2. Fair Use. Company reserves the right to throttle or limit access if a user’s activity significantly exceeds average usage patterns in a manner that threatens platform stability for other users.
3. Enforcement. Violation of this AUP may result in immediate suspension of access and/or termination of the Agreement for cause.
OpsAI Services Addendum
This OpsAI Services Addendum (the "AI Addendum") is entered into by and between OpsAnalitica, LLC, a Colorado limited liability company (the "Company"), and the Customer identified on the applicable Order Form. This AI Addendum is effective as of the date of the signed Order Form and is hereby incorporated into and made a part of the OpsAnalitica SaaS Services Agreement (the "Agreement").
1. SCOPE OF SERVICES
The "OpsAI Suite" comprises all artificial intelligence-powered features integrated within the SaaS Services.
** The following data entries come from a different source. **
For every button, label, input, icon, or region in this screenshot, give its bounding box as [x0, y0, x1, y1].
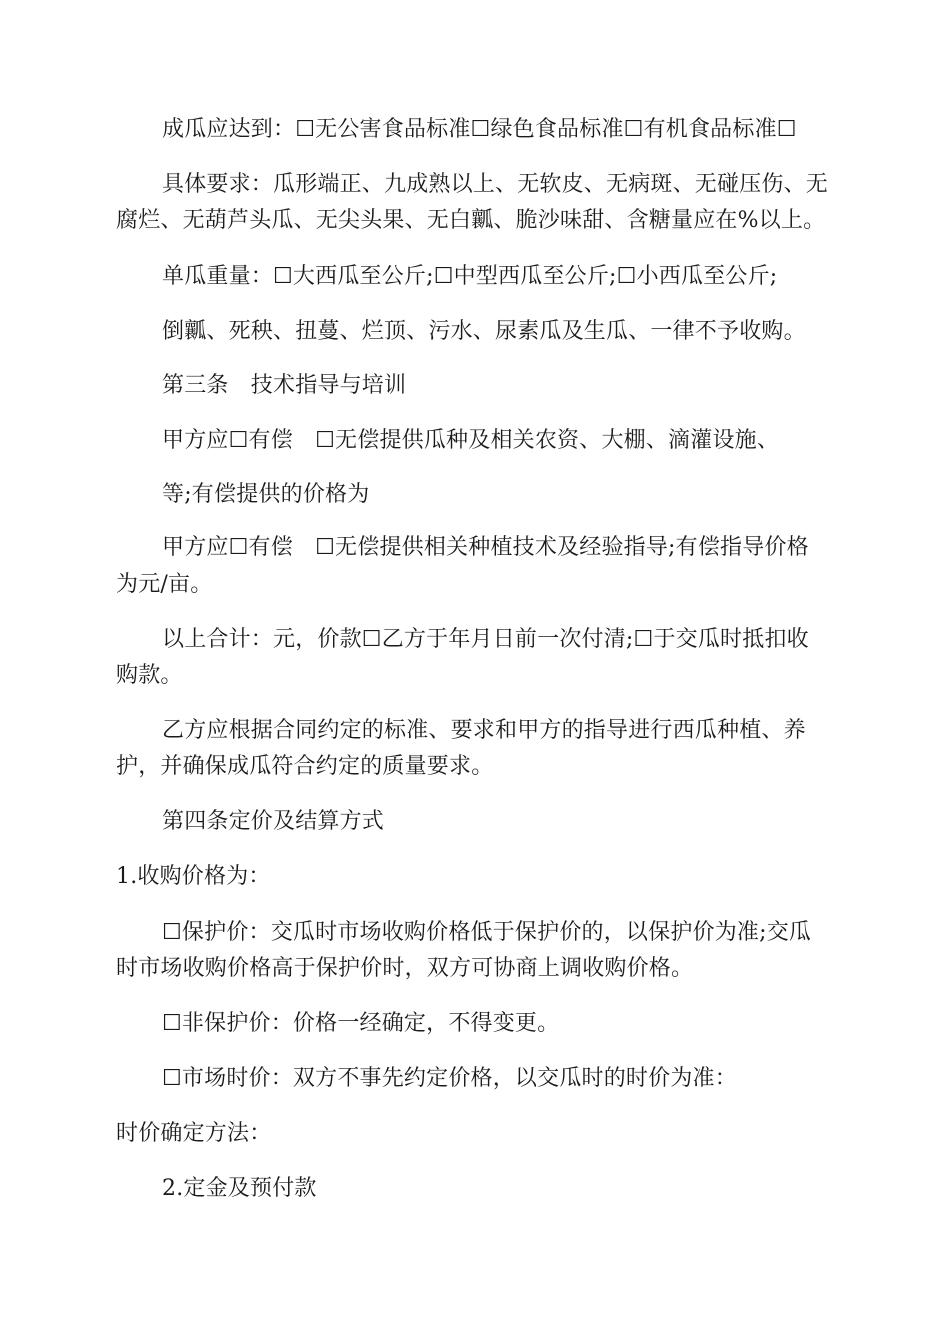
requirements-line-2: 腐烂、无葫芦头瓜、无尖头果、无白瓤、脆沙味甜、含糖量应在%以上。 — [116, 208, 826, 233]
article-three-heading: 第三条 技术指导与培训 — [162, 373, 407, 398]
quality-standard-line: 成瓜应达到：☐无公害食品标准☐绿色食品标准☐有机食品标准☐ — [162, 117, 797, 142]
deposit-heading: 2.定金及预付款 — [162, 1176, 317, 1201]
rejection-line: 倒瓤、死秧、扭蔓、烂顶、污水、尿素瓜及生瓜、一律不予收购。 — [162, 319, 806, 344]
technical-guidance-line-1: 甲方应☐有偿 ☐无偿提供相关种植技术及经验指导;有偿指导价格 — [162, 535, 809, 560]
non-protection-price-line: ☐非保护价：价格一经确定，不得变更。 — [162, 1011, 560, 1036]
protection-price-line-1: ☐保护价：交瓜时市场收购价格低于保护价的，以保护价为准;交瓜 — [162, 920, 812, 945]
total-payment-line-2: 购款。 — [116, 663, 183, 688]
requirements-line-1: 具体要求：瓜形端正、九成熟以上、无软皮、无病斑、无碰压伤、无 — [162, 172, 829, 197]
market-price-method-line: 时价确定方法： — [116, 1121, 272, 1146]
technical-guidance-line-2: 为元/亩。 — [116, 572, 213, 597]
total-payment-line-1: 以上合计：元，价款☐乙方于年月日前一次付清;☐于交瓜时抵扣收 — [162, 627, 809, 652]
market-price-line: ☐市场时价：双方不事先约定价格，以交瓜时的时价为准： — [162, 1066, 737, 1091]
protection-price-line-2: 时市场收购价格高于保护价时，双方可协商上调收购价格。 — [116, 956, 694, 981]
article-four-heading: 第四条定价及结算方式 — [162, 809, 385, 834]
party-a-supplies-line: 甲方应☐有偿 ☐无偿提供瓜种及相关农资、大棚、滴灌设施、 — [162, 428, 780, 453]
party-b-obligation-line-2: 护，并确保成瓜符合约定的质量要求。 — [116, 754, 494, 779]
party-b-obligation-line-1: 乙方应根据合同约定的标准、要求和甲方的指导进行西瓜种植、养 — [162, 718, 806, 743]
paid-supply-price-line: 等;有偿提供的价格为 — [162, 482, 370, 507]
purchase-price-heading: 1.收购价格为： — [116, 864, 271, 889]
single-melon-weight-line: 单瓜重量：☐大西瓜至公斤;☐中型西瓜至公斤;☐小西瓜至公斤; — [162, 264, 778, 289]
Access to and utilization of these features, which include but are not limited to intelligent data analysis, automated summaries, and predictive reporting, necessitates the consumption of “AI Credits.”
2. THE CREDIT MODEL
2.1. Subscription-Based Credits. Access to the OpsAI Suite is conditional upon maintaining an active monthly AI Subscription. Each subscription tier shall include a pre-defined monthly allowance of AI Credits as expressly detailed in the Order Form.
2.2. Expiration and Forfeiture. AI Credits are allocated on a monthly basis and are subject to a "Use It or Lose It" policy. Any unused Credits shall expire immediately at the conclusion of the billing cycle and shall not roll over to the subsequent month. Credits are strictly non-refundable and are ineligible for any form of redemption, including "buy-back" or cash value.
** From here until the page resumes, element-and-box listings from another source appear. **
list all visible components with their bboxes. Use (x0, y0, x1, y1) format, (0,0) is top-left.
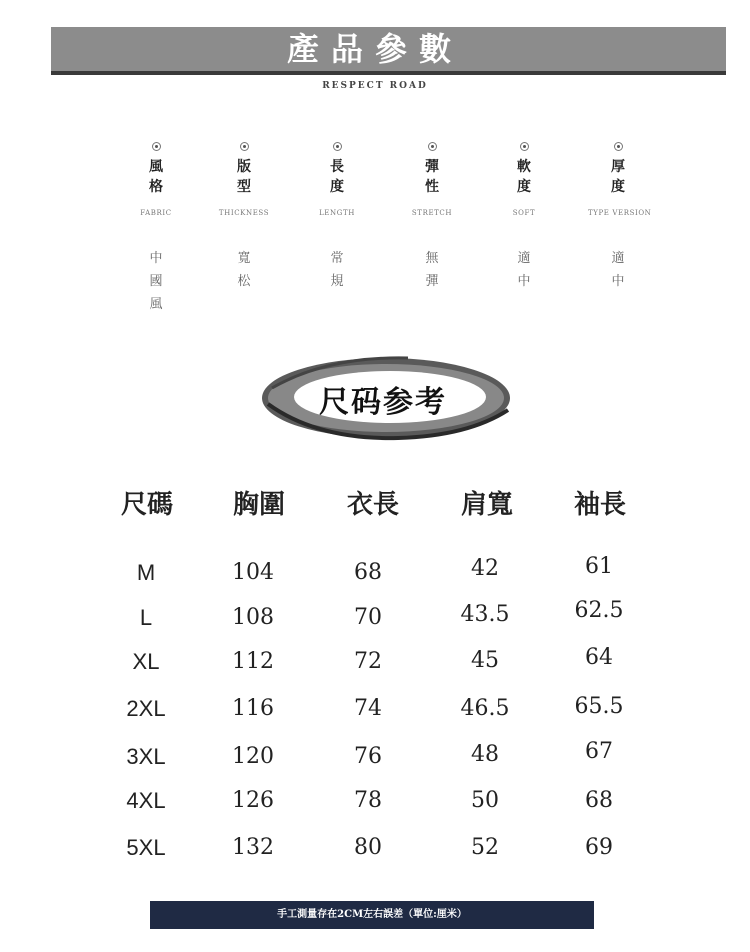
param-english: STRETCH (411, 209, 453, 217)
cell-size: M (136, 560, 156, 585)
cell-length: 72 (354, 649, 382, 674)
cell-shoulder: 42 (471, 556, 499, 581)
col-header-sleeve: 袖長 (573, 490, 626, 520)
cell-size: 2XL (126, 696, 166, 721)
cell-shoulder: 45 (471, 648, 499, 673)
cell-size: 5XL (126, 835, 166, 860)
param-name: 長度 (330, 159, 344, 195)
param-english: SOFT (512, 209, 536, 217)
param-english: TYPE VERSION (588, 209, 652, 217)
cell-shoulder: 43.5 (460, 602, 510, 627)
cell-chest: 108 (232, 605, 274, 630)
cell-shoulder: 46.5 (460, 696, 510, 721)
bullet-icon (428, 142, 437, 151)
page-subtitle: RESPECT ROAD (322, 81, 428, 91)
cell-size: 4XL (126, 788, 166, 813)
param-value: 中國風 (149, 251, 163, 312)
cell-shoulder: 48 (471, 742, 499, 767)
cell-sleeve: 62.5 (574, 598, 624, 623)
param-value: 適中 (611, 251, 625, 289)
param-name: 彈性 (425, 159, 439, 195)
cell-length: 76 (354, 744, 382, 769)
param-english: FABRIC (140, 209, 172, 217)
param-name: 風格 (149, 159, 163, 195)
param-stretch (402, 142, 462, 293)
bullet-icon (240, 142, 249, 151)
param-length (307, 142, 367, 293)
cell-length: 74 (354, 696, 382, 721)
cell-sleeve: 68 (585, 788, 613, 813)
cell-chest: 104 (232, 560, 274, 585)
cell-size: 3XL (126, 744, 166, 769)
param-value: 寬松 (237, 251, 251, 289)
size-reference-title: 尺码参考 (319, 385, 447, 420)
param-thickness (588, 142, 652, 293)
cell-length: 68 (354, 560, 382, 585)
param-fit (214, 142, 274, 293)
param-name: 厚度 (611, 159, 625, 195)
cell-sleeve: 69 (585, 835, 613, 860)
param-value: 常規 (330, 251, 344, 289)
bullet-icon (614, 142, 623, 151)
cell-length: 78 (354, 788, 382, 813)
cell-sleeve: 65.5 (574, 694, 624, 719)
measurement-note: 手工測量存在2CM左右誤差（單位:厘米） (277, 909, 467, 920)
cell-shoulder: 50 (471, 788, 499, 813)
col-header-shoulder: 肩寬 (460, 490, 513, 520)
page-title: 產品參數 (286, 30, 463, 68)
param-style (126, 142, 186, 316)
cell-chest: 120 (232, 744, 274, 769)
cell-size: L (139, 605, 153, 630)
cell-chest: 116 (232, 696, 274, 721)
bullet-icon (152, 142, 161, 151)
param-english: THICKNESS (218, 209, 270, 217)
cell-length: 70 (354, 605, 382, 630)
cell-shoulder: 52 (471, 835, 499, 860)
bullet-icon (520, 142, 529, 151)
col-header-size: 尺碼 (120, 490, 173, 520)
header-underline (51, 71, 726, 75)
param-value: 無彈 (425, 251, 439, 289)
bullet-icon (333, 142, 342, 151)
cell-size: XL (132, 649, 160, 674)
param-english: LENGTH (319, 209, 355, 217)
cell-sleeve: 61 (585, 554, 613, 579)
param-name: 版型 (237, 159, 251, 195)
cell-sleeve: 64 (585, 645, 613, 670)
col-header-chest: 胸圍 (232, 490, 285, 520)
col-header-length: 衣長 (346, 490, 399, 520)
cell-chest: 112 (232, 649, 274, 674)
cell-length: 80 (354, 835, 382, 860)
cell-chest: 132 (232, 835, 274, 860)
param-value: 適中 (517, 251, 531, 289)
cell-sleeve: 67 (585, 739, 613, 764)
param-name: 軟度 (517, 159, 531, 195)
cell-chest: 126 (232, 788, 274, 813)
param-softness (494, 142, 554, 293)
2.3. Active Subscription Requirement. AI Credits may only be utilized while the Customer maintains a continuously active and paid OpsAI Suite subscription. Any forfeiture of the AI Subscription shall result in the immediate and total forfeiture of all remaining Credits.
3. CREDIT EXHAUSTION AND REPLENISHMENT
3.1. Service Interruption. Upon the Customer’s AI Credit balance reaching zero (0), the OpsAI Suite features shall cease to function immediately. The Core SaaS Services shall remain operational and unaffected.
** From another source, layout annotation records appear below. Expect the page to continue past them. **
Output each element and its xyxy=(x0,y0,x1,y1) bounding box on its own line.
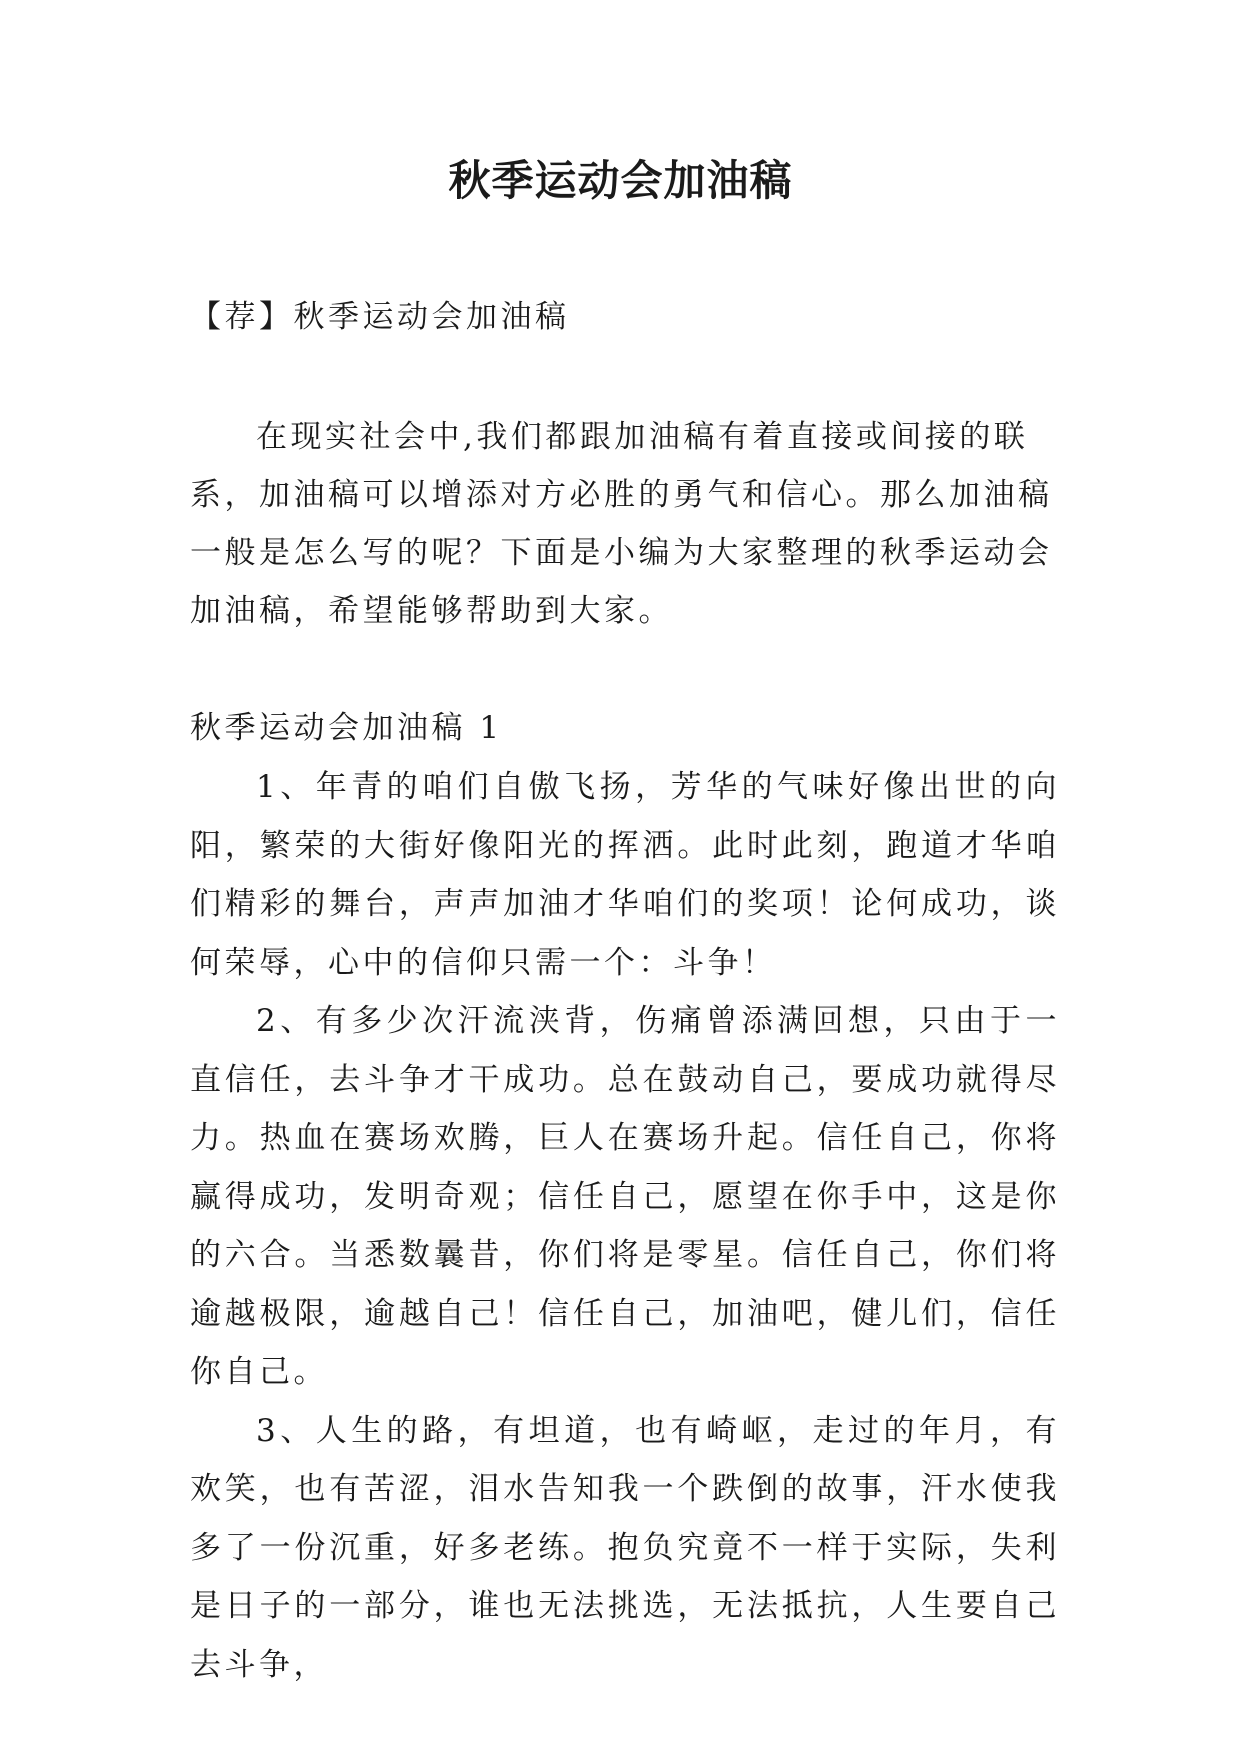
document-title: 秋季运动会加油稿 xyxy=(448,156,793,205)
section-heading: 秋季运动会加油稿 1 xyxy=(190,710,503,746)
cheer-items xyxy=(190,758,1060,1694)
intro-paragraph: 在现实社会中,我们都跟加油稿有着直接或间接的联系，加油稿可以增添对方必胜的勇气和信心。那么加油稿一般是怎么写的呢？下面是小编为大家整理的秋季运动会加油稿，希望能够帮助到大家。 xyxy=(190,419,1053,629)
cheer-item-1: 1、年青的咱们自傲飞扬，芳华的气味好像出世的向阳，繁荣的大街好像阳光的挥洒。此时此刻，跑道才华咱们精彩的舞台，声声加油才华咱们的奖项！论何成功，谈何荣辱，心中的信仰只需一个：斗争！ xyxy=(190,769,1060,981)
cheer-item-2: 2、有多少次汗流浃背，伤痛曾添满回想，只由于一直信任，去斗争才干成功。总在鼓动自己，要成功就得尽力。热血在赛场欢腾，巨人在赛场升起。信任自己，你将赢得成功，发明奇观；信任自己，愿望在你手中，这是你的六合。当悉数曩昔，你们将是零星。信任自己，你们将逾越极限，逾越自己！信任自己，加油吧，健儿们，信任你自己。 xyxy=(190,1003,1060,1390)
document-subtitle: 【荐】秋季运动会加油稿 xyxy=(190,299,570,335)
cheer-item-3: 3、人生的路，有坦道，也有崎岖，走过的年月，有欢笑，也有苦涩，泪水告知我一个跌倒的故事，汗水使我多了一份沉重，好多老练。抱负究竟不一样于实际，失利是日子的一部分，谁也无法挑选，无法抵抗，人生要自己去斗争， xyxy=(190,1412,1060,1683)
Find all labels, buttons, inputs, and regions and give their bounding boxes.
3.2. Automatic Replenishment. Should Customer elect the "Auto-Top-Up" option on the Order Form, the Company shall automatically charge the Customer’s payment method for a pre-authorized "Top-Up" credit bundle whenever the balance falls below a pre-defined threshold.
3.3. Manual Purchase. If the Automatic Replenishment option is not enabled, Customer must purchase one-time credit bundles or upgrade their subscription tier to reactivate the AI Services. Such one-time credits are subject to the same expiration rules set forth in Section 2.2.
4. PRICING AND CREDIT COST ADJUSTMENTS
4.1. Adjustment Rights. The Company reserves the right, in its sole discretion, to adjust the number of Credits required for specific AI operations (the “Credit Costs”) based upon fluctuations in infrastructure costs from third-party AI providers.
4.2. Notice of Change. The Company shall provide Customer with no less than thirty (30) days’ prior written notice (via email or in-app notification) before implementing any increase in Credit Costs.
5: AI PRIVACY AND DATA SECURITY
5.1. Data Usage and Model Integrity. The Company utilizes enterprise-grade AI processing protocols. The Company warrants that:
No Model Training: Customer Data shall not be utilized to train, improve, or fine-tune the global machine learning models of the Company or its third-party AI providers.
5.2. Verification of Output. Customer acknowledges that AI-generated outputs are produced through probabilistic processing and may, on occasion, contain inaccuracies or "hallucinations." Customer bears the sole responsibility for reviewing and verifying the accuracy, completeness, and appropriateness of any AI output prior to relying upon it for business decisions, operational safety, or regulatory compliance.
6. INTEGRATION
Except as expressly modified by the terms and conditions of this AI Addendum, all terms and conditions of the Agreement shall remain in full force and effect. In the event of any conflict between this AI Addendum and the Agreement concerning the OpsAI Suite, the terms of this AI Addendum shall prevail and govern.